Personal Anecdote: In the late 1980's, early 1990's, the FBI/CIA/three-letter-agency-of-choice fucked up several high-profile cases, due to mishandling digital devices like hard drives.
I remember they ESD shocked one motherboard, caused a head crash on another drive, and zeroed out the directory on a drive by unplugging it while it was running without shutting down properly. The directory table never got updated, and all the incriminating data was lost.
They were comically inept with the modern "Personal Computer", and had no idea how these machines worked, or how to properly contain/control/analyze them.
I was a shit-hot young computer geek, working at the cutting edge of the Personal Computer Revolution in Silicon Valley, and knew this shit VERY well. I was a sysadmin for NASA, worked in product development at both hardware and software companies, and was in constant demand. They removed my desk phone due to recruiters harassing me.
My dad knew the head of the FBI at the San Francisco office, whose name - I shit you not - was Bud Covert.
I talked to Bud about who I was, what I knew, and how I could help. He was very interested in me and my skills.
I got myself all fired up about working in a dark basement with confiscated tech, trying to recover data, and assemble information for agents working on cases. I already did this for my customers, and was fantastic at it. (Three of my employees went on to found DriveSavers, and made millions on the techniques we invented.)
I have no doubt that I would have done anything to recover the data off any device they placed in front of me. Period. Figuring out what chip didn't work, desoldering it, getting a new one, soldering it in place, or dicking with hacking device drivers, or simply dumping data to an ASCII file and rebuilding it from patterns in MS Word, would have been my jam. I would have thrived on that shit.
It never came to be. Even with the personal backing of Agent Covert, I was unable to even get an interview. I was not their "image" of an agent. It wouldn't be until about 5 years later that they started hiring people who knew what they were doing... and these people looked like the geeks you expect... beards... t-shirts... shorts and Birkenstocks... Mountain Dew... and the three-letter-agencies had to make adjustments to their organizational policies on dress codes, hair styles, facial hair, etc., to bring in the talent they needed to stop destroying evidence with their ineptitude.
I would have had ZERO compunction - or even a passing thought - as to whether I believed this data was important, or whether it was being grabbed legally, or anything other than Why Doesn't This Computer Work?

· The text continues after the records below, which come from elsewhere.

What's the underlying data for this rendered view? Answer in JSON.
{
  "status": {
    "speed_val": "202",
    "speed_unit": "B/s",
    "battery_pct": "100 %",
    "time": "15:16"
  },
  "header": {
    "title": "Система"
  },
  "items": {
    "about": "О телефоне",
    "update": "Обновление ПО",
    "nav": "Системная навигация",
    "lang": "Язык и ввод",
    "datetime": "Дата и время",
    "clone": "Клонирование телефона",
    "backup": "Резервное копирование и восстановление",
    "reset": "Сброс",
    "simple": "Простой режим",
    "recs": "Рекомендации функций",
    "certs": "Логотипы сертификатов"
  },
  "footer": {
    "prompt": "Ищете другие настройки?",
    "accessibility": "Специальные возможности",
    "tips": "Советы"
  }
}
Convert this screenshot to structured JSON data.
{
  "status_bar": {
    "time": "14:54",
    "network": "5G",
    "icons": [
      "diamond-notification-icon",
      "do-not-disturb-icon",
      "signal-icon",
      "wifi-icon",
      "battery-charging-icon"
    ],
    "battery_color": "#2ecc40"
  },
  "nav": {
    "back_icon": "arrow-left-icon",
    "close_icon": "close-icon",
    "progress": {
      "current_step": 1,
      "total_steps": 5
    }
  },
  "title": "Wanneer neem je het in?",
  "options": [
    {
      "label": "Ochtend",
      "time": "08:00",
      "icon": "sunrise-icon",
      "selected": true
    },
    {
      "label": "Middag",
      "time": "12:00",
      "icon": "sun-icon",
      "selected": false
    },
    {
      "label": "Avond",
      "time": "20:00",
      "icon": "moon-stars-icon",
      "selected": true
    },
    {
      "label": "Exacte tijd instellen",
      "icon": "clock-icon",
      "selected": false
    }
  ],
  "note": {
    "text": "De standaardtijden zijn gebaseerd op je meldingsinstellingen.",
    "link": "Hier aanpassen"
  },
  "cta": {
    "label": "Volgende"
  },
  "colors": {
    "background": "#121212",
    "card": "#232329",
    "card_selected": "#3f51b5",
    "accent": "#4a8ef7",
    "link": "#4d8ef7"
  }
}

People don't write software like Palantir's products. They write a method in Java that compares the checksum of one data table with the checksum different data table. If they correlate, they log that correlation in a variable, and run the comparison on the next two tables. Repeat until i = var_ncount. Store var_ncount in table COR_sub_36128_rp, and push the code into the code repository for testing and integration into the main source tree. Then move on to the next method that needs to be written.
Palantir is about 1,000 people with strong senses of morality and purpose, doing the work they are asked to do, by 5 people with no moral compass or god (other than cash).
From time to time one of the 1,000 may get an inkling that they are doing something dodgy... but their project plan, timeline, and budget have all been approved by their management in the highly-federally-regulated business in which the company works... so someone "up there" must have approved this, and knows it's legal. And right. And good.